SCHNAPPEN.AT: Bauen und Wohnen in Deutschkreutz?

ManfredKoellyUnternehmerUndPolitikerMittelburgenlandFotoWilhelmBoehmManfred Kölly: Die Wohnungen werden immer mehr. Mittlerweile gibt es in Deutschkreutz um die 200 davon. Wir haben alle drei Siedlungsgenossenschaften, sprich, Pöttschinger, Neusiedler und Oberwarter, in Deutschkreutz und es wird ständig gebaut. Das ist aber auch ein Zeichen dafür, dass die Leute keine Zeit und Möglichkeit mehr haben sich Haus und Garten zu schaffen und zu betreuen. Diesbezüglich kritisiere ich die Wohnbauförderung im Burgenland. Wir haben 125 Millionen Euro im Budget und ausgegeben werden tatsächlich nur 78 Millionen Euro. Würde man das ganze Geld investieren, könnten viele Arbeitsplätze geschaffen werden.

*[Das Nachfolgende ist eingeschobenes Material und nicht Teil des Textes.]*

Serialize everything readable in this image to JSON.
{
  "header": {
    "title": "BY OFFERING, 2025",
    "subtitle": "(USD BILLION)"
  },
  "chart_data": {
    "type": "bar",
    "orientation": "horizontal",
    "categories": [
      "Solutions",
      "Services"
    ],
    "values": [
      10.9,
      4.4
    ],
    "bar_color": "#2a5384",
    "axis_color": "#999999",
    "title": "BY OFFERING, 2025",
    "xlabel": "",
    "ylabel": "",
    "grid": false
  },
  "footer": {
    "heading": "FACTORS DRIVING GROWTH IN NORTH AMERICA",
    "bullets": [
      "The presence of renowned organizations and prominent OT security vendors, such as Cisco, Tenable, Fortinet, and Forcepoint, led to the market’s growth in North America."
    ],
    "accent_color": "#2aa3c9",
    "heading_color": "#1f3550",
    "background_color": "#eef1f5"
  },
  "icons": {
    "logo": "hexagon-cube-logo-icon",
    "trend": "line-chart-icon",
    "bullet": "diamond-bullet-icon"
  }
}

Darum fordere ich eine Zweckwidmung der gesamten Wohnbauförderung. Wir nehmen nicht zur Kenntnis, dass 25 Millionen Euro als Rücklage für das nächste Jahr angehortet und finanztechnisch hin und her geschoben werden. Die entsprechende Zweckwidmung muss kommen, um in Zeiten der höchsten Arbeitslosenrate in der Zweiten Republik Arbeitsplätze im Burgenland zu schaffen. Wir müssen auch endlich die Lohn-Nebenkosten für unsere Betriebe merklich senken. Heimische Arbeitskräfte dürfen nicht mehr kosten als Arbeiter aus Ungarn. Da muss endlich ein EU-weites Gleichgewicht geschaffen werden.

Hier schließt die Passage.